| > For a start, String objects are going to be different everywhere. Even in C++, one library's String object isn't going to be binary compatible with another. How is the data laid out, does it do small string optimisation, etc? Are there other internal fields? I don't really think anyone expects a c abi to have multiple implementation defined string types. They want there to be a pointer + length string interface removing the use of null pointer style strings alltogether. > If this new style ABI returns a 'string' (pointer and length) of some sort, you have to package it up in your own object format A c function with proper error, (that is something you want to have for all your interface functions). Normally looks something like this. int name(T1 param_1, T2 param_2, ..., TN param_n, R1* return_1, R2* return_2, ..., RN* return_n); Where the return int is the error code. param_1-param_n the input parameters. result_1-result_n the results of the function. When writing these kinds of functions having an extra parameter for the size of the strings either for input or output is not a huge complexity increase. > Will you need an extra object type to represent 'string I got from an ABI, whose memory is managed differently'? Which memory management system you use does not impact if you use null terminated strings or a pointer + length pair. Both support stack, manual, managed or gc memory. It's just about the string representation. For example: I use a gc language. I call a c library which returns a string that I get ownership of. Now I want to leverage the gc to automatically free the string at some point. What I do is tell the gc how to free it, I have to do this no matter how the string is represented. Or take the inverse. I send in a string to the c library, which takes ownership of it. Now the library must know how to free the memory. Typically this is done by allocating it with a library allocator (which can be malloc) before sending it to the function. Importantly the allocator is not the same as the one we use for everything else. What I am getting at is that if you are not using the same memory system in the caller and the calle you have to marshal between them always. No matter if you are using null terminated strings or a pointer + length pair. |
If it's a 32 bit length, that will be limiting for some 64 bit programs.

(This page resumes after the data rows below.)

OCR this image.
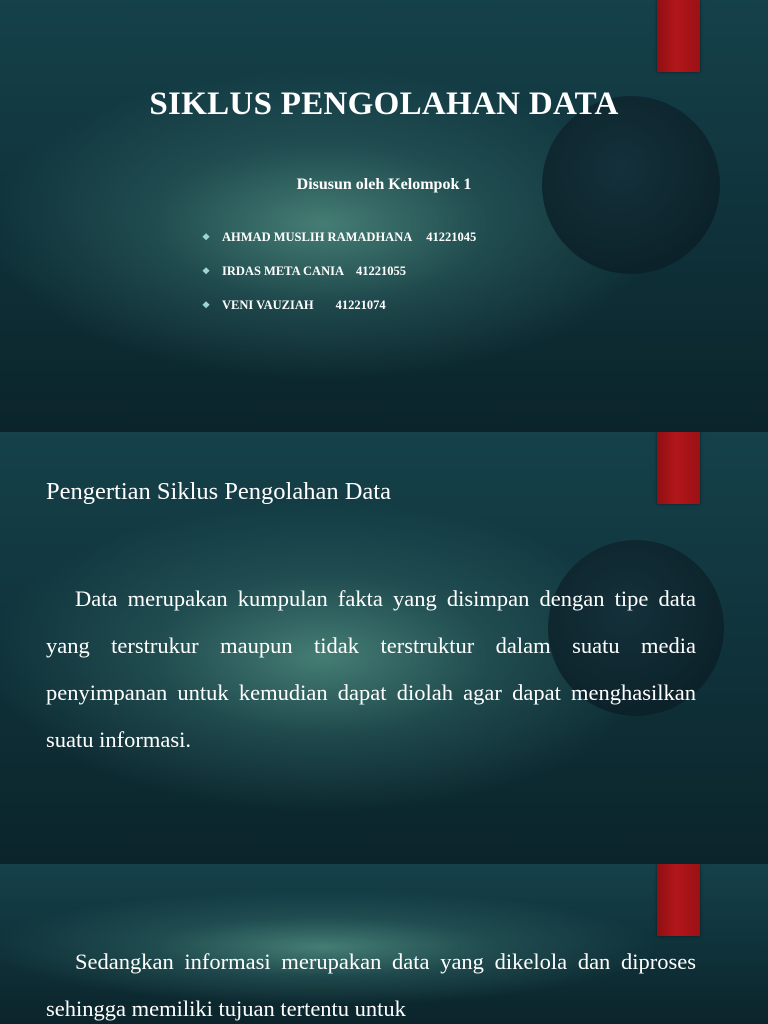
SIKLUS PENGOLAHAN DATA

Disusun oleh Kelompok 1

❖ AHMAD MUSLIH RAMADHANA 41221045
❖ IRDAS META CANIA 41221055
❖ VENI VAUZIAH 41221074
Pengertian Siklus Pengolahan Data

Data merupakan kumpulan fakta yang disimpan dengan tipe data yang terstrukur maupun tidak terstruktur dalam suatu media penyimpanan untuk kemudian dapat diolah agar dapat menghasilkan suatu informasi.

Sedangkan informasi merupakan data yang dikelola dan diproses sehingga memiliki tujuan tertentu untuk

If it's a 64 bit length, it means tiny strings take up more space.
Hey, do both! Have the length be a "size_t" and then have "compat_32" shim around single system call that takes at least one string argument.
Wee!
Imagine a parallel world in which mainstream OS kernel developers had seen the light 30 years ago and used len + data for system calls. You'd now have to be support ancient binary programs that are passing strings where the length is uint16. Oh right, I forgot! We can just screw programs that are more than five years old. All the cool users are on the latest version of everything.
> if you are not using the same memory system in the caller and the calle you have to marshal between them always. No matter if you are using null terminated strings or a pointer + length pair.
Null-terminated byte strings are always marshaled and ready to be sent literally anywhere. They have no byte order issues. No multi-byte length field whose size and endianness we have to know. If they are UTF-8, their character encoding is already marshaled also (that's the point of using UTF-8 everywhere).